Men have recently come to present such problems for me. I am young, single, far from attractive and yet I have man trouble. How is even possible to have such when I do not have a man?

Daigan is a pain in my rear. He did much for me when I was still a shivering wreck. My transformation from wretch to woman seems to bother him, though. He dislikes that I can and will stand up for myself now instead of meekly doing as he bids. He dislikes my affection for Davick. He dislikes my friendship with Blodwynn. Perhaps he is insecure and simply needs to feel that he is needed. I do not know and nor do I care. It simply annoys me that he makes Blodwynn feel bad about it all. She does not deserve to be caught in the middle like this.
A better lover, perhaps even a better friend, would apologise simply for her sake. I, however, am done with apologies for things that were not my fault. The blame lies at his feet, not mine.

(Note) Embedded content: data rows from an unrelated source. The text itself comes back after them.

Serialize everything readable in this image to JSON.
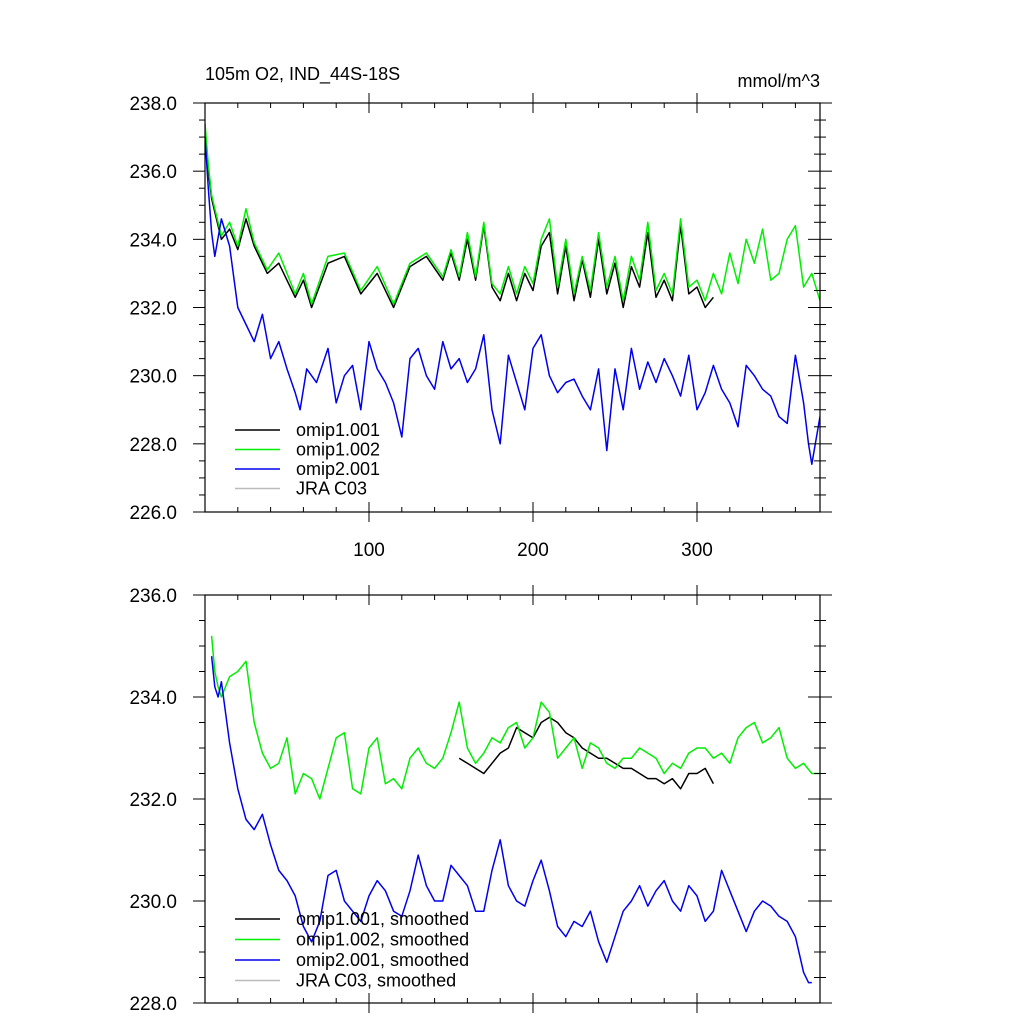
{
  "chart_data": [
    {
      "id": "monthly",
      "type": "line",
      "title": "105m O2, IND_44S-18S",
      "units": "mmol/m^3",
      "xlabel": "",
      "ylabel": "",
      "xlim": [
        0,
        375
      ],
      "ylim": [
        226,
        238
      ],
      "xticks": [
        100,
        200,
        300
      ],
      "xtick_labels": [
        "100",
        "200",
        "300"
      ],
      "yticks": [
        226,
        228,
        230,
        232,
        234,
        236,
        238
      ],
      "ytick_labels": [
        "226.0",
        "228.0",
        "230.0",
        "232.0",
        "234.0",
        "236.0",
        "238.0"
      ],
      "legend_position": "bottom-left",
      "series": [
        {
          "name": "omip1.001",
          "color": "#000000",
          "x": [
            0,
            2,
            4,
            6,
            10,
            15,
            20,
            25,
            30,
            38,
            45,
            55,
            60,
            65,
            75,
            85,
            95,
            105,
            115,
            125,
            135,
            145,
            150,
            155,
            160,
            165,
            170,
            175,
            180,
            185,
            190,
            195,
            200,
            205,
            210,
            215,
            220,
            225,
            230,
            235,
            240,
            245,
            250,
            255,
            260,
            265,
            270,
            275,
            280,
            285,
            290,
            295,
            300,
            305,
            310
          ],
          "values": [
            237.2,
            236.0,
            235.2,
            234.8,
            234.0,
            234.3,
            233.7,
            234.6,
            233.8,
            233.0,
            233.3,
            232.3,
            232.8,
            232.0,
            233.3,
            233.5,
            232.4,
            233.0,
            232.0,
            233.2,
            233.5,
            232.8,
            233.6,
            232.8,
            234.0,
            232.8,
            234.4,
            232.6,
            232.2,
            233.0,
            232.2,
            233.0,
            232.5,
            233.8,
            234.2,
            232.4,
            233.8,
            232.2,
            233.4,
            232.3,
            234.0,
            232.4,
            233.3,
            232.0,
            233.2,
            232.6,
            234.2,
            232.3,
            232.8,
            232.2,
            234.4,
            232.4,
            232.6,
            232.0,
            232.3
          ]
        },
        {
          "name": "omip1.002",
          "color": "#00ee00",
          "x": [
            0,
            2,
            4,
            6,
            10,
            15,
            20,
            25,
            30,
            38,
            45,
            55,
            60,
            65,
            75,
            85,
            95,
            105,
            115,
            125,
            135,
            145,
            150,
            155,
            160,
            165,
            170,
            175,
            180,
            185,
            190,
            195,
            200,
            205,
            210,
            215,
            220,
            225,
            230,
            235,
            240,
            245,
            250,
            255,
            260,
            265,
            270,
            275,
            280,
            285,
            290,
            295,
            300,
            305,
            310,
            315,
            320,
            325,
            330,
            335,
            340,
            345,
            350,
            355,
            360,
            365,
            370,
            375
          ],
          "values": [
            237.4,
            236.2,
            235.3,
            234.9,
            234.1,
            234.5,
            233.8,
            234.9,
            233.9,
            233.1,
            233.6,
            232.4,
            233.0,
            232.1,
            233.5,
            233.6,
            232.5,
            233.2,
            232.1,
            233.3,
            233.6,
            232.9,
            233.7,
            232.9,
            234.2,
            232.9,
            234.5,
            232.7,
            232.4,
            233.2,
            232.4,
            233.2,
            232.7,
            234.0,
            234.6,
            232.6,
            234.0,
            232.4,
            233.5,
            232.5,
            234.2,
            232.6,
            233.5,
            232.2,
            233.5,
            232.8,
            234.5,
            232.5,
            233.0,
            232.4,
            234.6,
            232.6,
            232.8,
            232.2,
            233.0,
            232.4,
            233.6,
            232.7,
            234.0,
            233.3,
            234.3,
            232.8,
            233.0,
            234.0,
            234.4,
            232.6,
            233.0,
            232.2
          ]
        },
        {
          "name": "omip2.001",
          "color": "#0000ee",
          "x": [
            0,
            2,
            4,
            6,
            10,
            15,
            20,
            25,
            30,
            35,
            40,
            45,
            50,
            55,
            58,
            62,
            68,
            75,
            80,
            85,
            90,
            95,
            100,
            105,
            110,
            115,
            120,
            125,
            130,
            135,
            140,
            145,
            150,
            155,
            160,
            165,
            170,
            175,
            180,
            185,
            190,
            195,
            200,
            205,
            210,
            215,
            220,
            225,
            230,
            235,
            240,
            245,
            250,
            255,
            260,
            265,
            270,
            275,
            280,
            285,
            290,
            295,
            300,
            305,
            310,
            315,
            320,
            325,
            330,
            335,
            340,
            345,
            350,
            355,
            360,
            365,
            368,
            370,
            375
          ],
          "values": [
            237.0,
            235.5,
            234.2,
            233.5,
            234.6,
            233.8,
            232.0,
            231.5,
            231.0,
            231.8,
            230.5,
            231.0,
            230.2,
            229.5,
            229.0,
            230.2,
            229.8,
            230.8,
            229.2,
            230.0,
            230.3,
            229.0,
            231.0,
            230.2,
            229.8,
            229.2,
            228.2,
            230.5,
            230.8,
            230.0,
            229.6,
            231.0,
            230.2,
            230.5,
            229.8,
            230.2,
            231.2,
            229.0,
            228.0,
            230.6,
            229.8,
            229.0,
            230.8,
            231.2,
            230.0,
            229.5,
            229.8,
            229.9,
            229.4,
            229.0,
            230.2,
            227.8,
            230.2,
            229.0,
            230.8,
            229.6,
            230.4,
            229.8,
            230.5,
            230.0,
            229.4,
            230.6,
            229.0,
            229.5,
            230.3,
            229.6,
            229.2,
            228.5,
            230.3,
            230.0,
            229.6,
            229.4,
            228.8,
            228.6,
            230.6,
            229.2,
            228.0,
            227.4,
            228.8
          ]
        },
        {
          "name": "JRA C03",
          "color": "#bbbbbb",
          "x": [],
          "values": []
        }
      ]
    },
    {
      "id": "smoothed",
      "type": "line",
      "title": "",
      "xlabel": "",
      "ylabel": "",
      "xlim": [
        0,
        375
      ],
      "ylim": [
        228,
        236
      ],
      "xticks": [
        100,
        200,
        300
      ],
      "xtick_labels": [],
      "yticks": [
        228,
        230,
        232,
        234,
        236
      ],
      "ytick_labels": [
        "228.0",
        "230.0",
        "232.0",
        "234.0",
        "236.0"
      ],
      "legend_position": "bottom-left",
      "series": [
        {
          "name": "omip1.001, smoothed",
          "color": "#000000",
          "x": [
            155,
            160,
            165,
            170,
            175,
            180,
            185,
            190,
            195,
            200,
            205,
            210,
            215,
            220,
            225,
            230,
            235,
            240,
            245,
            250,
            255,
            260,
            265,
            270,
            275,
            280,
            285,
            290,
            295,
            300,
            305,
            310
          ],
          "values": [
            232.8,
            232.7,
            232.6,
            232.5,
            232.7,
            232.9,
            233.0,
            233.4,
            233.3,
            233.2,
            233.5,
            233.6,
            233.5,
            233.3,
            233.2,
            233.0,
            232.9,
            232.8,
            232.8,
            232.7,
            232.6,
            232.6,
            232.5,
            232.4,
            232.4,
            232.3,
            232.4,
            232.2,
            232.5,
            232.5,
            232.6,
            232.3
          ]
        },
        {
          "name": "omip1.002, smoothed",
          "color": "#00ee00",
          "x": [
            4,
            6,
            8,
            10,
            15,
            20,
            25,
            30,
            35,
            40,
            45,
            50,
            55,
            60,
            65,
            70,
            75,
            80,
            85,
            90,
            95,
            100,
            105,
            110,
            115,
            120,
            125,
            130,
            135,
            140,
            145,
            150,
            155,
            160,
            165,
            170,
            175,
            180,
            185,
            190,
            195,
            200,
            205,
            210,
            215,
            220,
            225,
            230,
            235,
            240,
            245,
            250,
            255,
            260,
            265,
            270,
            275,
            280,
            285,
            290,
            295,
            300,
            305,
            310,
            315,
            320,
            325,
            330,
            335,
            340,
            345,
            350,
            355,
            360,
            365,
            370,
            375
          ],
          "values": [
            235.2,
            234.5,
            234.2,
            234.0,
            234.4,
            234.5,
            234.7,
            233.5,
            232.9,
            232.6,
            232.7,
            233.2,
            232.1,
            232.5,
            232.4,
            232.0,
            232.6,
            233.2,
            233.3,
            232.2,
            232.1,
            233.0,
            233.2,
            232.3,
            232.4,
            232.2,
            232.8,
            233.0,
            232.7,
            232.6,
            232.8,
            233.3,
            233.9,
            233.0,
            232.7,
            232.9,
            233.2,
            233.1,
            233.4,
            233.5,
            233.0,
            233.2,
            233.9,
            233.7,
            232.8,
            233.0,
            233.2,
            232.6,
            233.1,
            233.0,
            232.7,
            232.6,
            232.8,
            232.8,
            233.0,
            232.9,
            232.8,
            232.5,
            232.7,
            232.6,
            232.9,
            233.0,
            233.0,
            232.8,
            232.9,
            232.7,
            233.2,
            233.4,
            233.5,
            233.1,
            233.2,
            233.4,
            232.8,
            232.6,
            232.7,
            232.5,
            232.5
          ]
        },
        {
          "name": "omip2.001, smoothed",
          "color": "#0000ee",
          "x": [
            4,
            6,
            8,
            10,
            15,
            20,
            25,
            30,
            35,
            40,
            45,
            50,
            55,
            60,
            65,
            70,
            75,
            80,
            85,
            90,
            95,
            100,
            105,
            110,
            115,
            120,
            125,
            130,
            135,
            140,
            145,
            150,
            155,
            160,
            165,
            170,
            175,
            180,
            185,
            190,
            195,
            200,
            205,
            210,
            215,
            220,
            225,
            230,
            235,
            240,
            245,
            250,
            255,
            260,
            265,
            270,
            275,
            280,
            285,
            290,
            295,
            300,
            305,
            310,
            315,
            320,
            325,
            330,
            335,
            340,
            345,
            350,
            355,
            360,
            365,
            368,
            370
          ],
          "values": [
            234.8,
            234.2,
            234.0,
            234.3,
            233.1,
            232.2,
            231.6,
            231.4,
            231.7,
            231.1,
            230.6,
            230.4,
            230.1,
            229.5,
            229.2,
            229.6,
            230.5,
            230.6,
            230.0,
            229.8,
            229.6,
            230.1,
            230.4,
            230.2,
            229.8,
            229.7,
            230.2,
            230.9,
            230.3,
            230.0,
            230.0,
            230.7,
            230.5,
            230.3,
            229.8,
            229.8,
            230.6,
            231.2,
            230.3,
            230.0,
            229.9,
            230.4,
            230.8,
            230.2,
            229.5,
            229.3,
            229.6,
            229.5,
            229.8,
            229.2,
            228.8,
            229.3,
            229.8,
            230.0,
            230.3,
            229.9,
            230.2,
            230.4,
            230.0,
            229.8,
            230.3,
            230.1,
            229.6,
            229.8,
            230.6,
            230.2,
            229.8,
            229.4,
            229.8,
            230.0,
            229.9,
            229.7,
            229.6,
            229.3,
            228.6,
            228.4,
            228.4
          ]
        },
        {
          "name": "JRA C03, smoothed",
          "color": "#bbbbbb",
          "x": [],
          "values": []
        }
      ]
    }
  ]
}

Davick, of course, is his own manner of trouble altogether. I am not entirely certain that he knows the purpose behind his games sometimes, yet he continues to play them. What purpose is there behind him pretending to be jealous of my male friends when both he and I know that he is not? What purpose is there in him tryng to keep me alone when he wants me to forget about him and move on? Why does he follow me still? Why does he continue to watch over my safety when he states time and again that he wants nothing to do with me in any capacity?
It is a puzzle he makes; little wooden pieces of strange shapes that will fit together in many ways and yet only one will truly make sense. He fashions his mystery as we go along, passing me one piece at a time. If it is madness he seeks to steer me toward then he will find his folly soon enough. Still, as much as trying to figure these things out amuses me, I wish that he would stop trying to drive off those who seek my friendship. I wish he would quit the false jealousy and anger. It serves no purpose for either of us.

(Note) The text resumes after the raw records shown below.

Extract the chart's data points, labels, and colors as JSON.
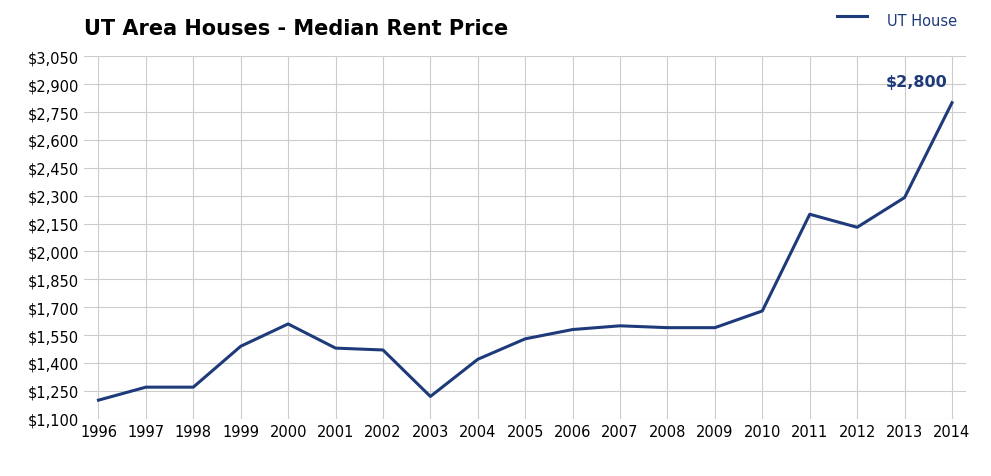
{
  "title": "UT Area Houses - Median Rent Price",
  "years": [
    1996,
    1997,
    1998,
    1999,
    2000,
    2001,
    2002,
    2003,
    2004,
    2005,
    2006,
    2007,
    2008,
    2009,
    2010,
    2011,
    2012,
    2013,
    2014
  ],
  "values": [
    1200,
    1270,
    1270,
    1490,
    1610,
    1480,
    1470,
    1220,
    1420,
    1530,
    1580,
    1600,
    1590,
    1590,
    1680,
    2200,
    2130,
    2290,
    2800
  ],
  "line_color": "#1F3A7A",
  "line_width": 2.2,
  "annotation_text": "$2,800",
  "annotation_color": "#1F3A7A",
  "legend_label": "UT House",
  "ylim_min": 1100,
  "ylim_max": 3050,
  "ytick_step": 150,
  "background_color": "#FFFFFF",
  "grid_color": "#CCCCCC",
  "title_fontsize": 15,
  "tick_fontsize": 10.5
}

Baradar; a brave and handsome man. Who would have thought that he could cause me any consternation? After all he has done, all he has shown himself to be, he is the last I would expect to find myself thinking troubled thoughts about. He has done naught but help me, protect me, care for me since the day we met. He has done so at a comfortable distance, being patient with me and never seeking to come closer than I would allow.
Now he tells me that he thinks he loves me. What am I to do about that? Can I really continue living in his house knowing that he feels for me as he does? Is it not cruel of me to stay when we both know that my heart lies elsewhere?
He is too good for this. He is too good for me. I care for him deeply and I appreciate all that he has done, all that he does. What better friend could I ever have than he?

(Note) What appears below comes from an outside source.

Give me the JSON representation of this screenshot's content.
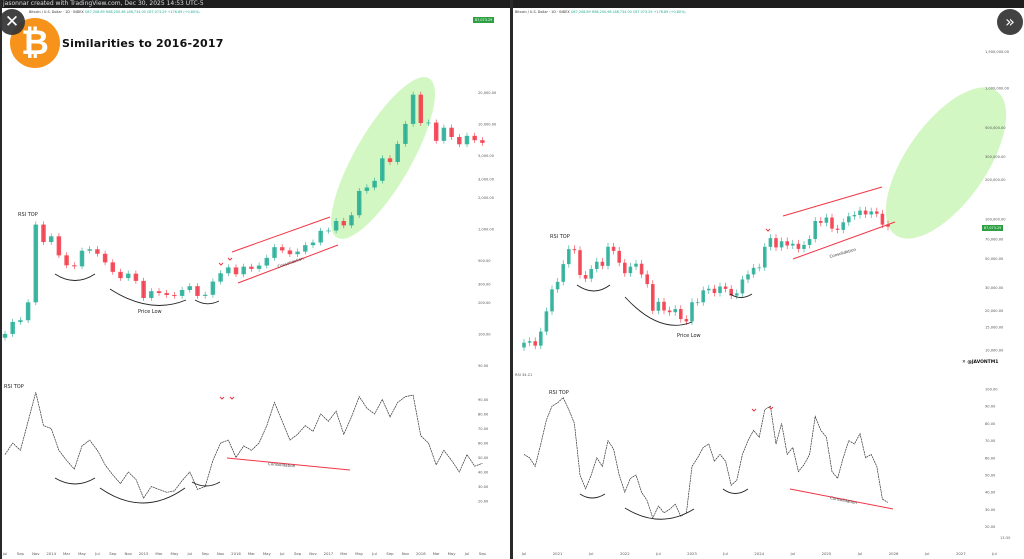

Drevorin, ah Drevorin. I await his arrival now with baited breath. That man, that cruel arrogant man. He poses a threat now for what I did to aid Blodwynn. However, it is only a matter of time before he learns of my involvement with another of his enemies. Once that comes to light the danger will be tenfold. I know what I have to do. I know what must be done. Knowing, however, does not make this task any easier and all this waiting is torture. I wish I could be done with this, with him.
There has been neither sight or sound of him since that day he added to my scars. Blodwynn has heard nothing of him and nor, I think, have the others. In a way this is a good thing. It gives us all time to prepare for the coming storm and yet the air is so opressive. The pressure that all this waiting places on each of us - all in our own ways - is crushing.
All this fear, loathing, anticipation, hatred... all this from and for one single man. I do not hate him, though. I pity him.

All of it is such a mess. One man loves me whilst I love another who loves someone else. One man hates me because I no longer grovel. One man wants me dead because I know some other men. Is there anything more vexing than the males of the species? If there is, then I have yet to find it and I hope that I never do!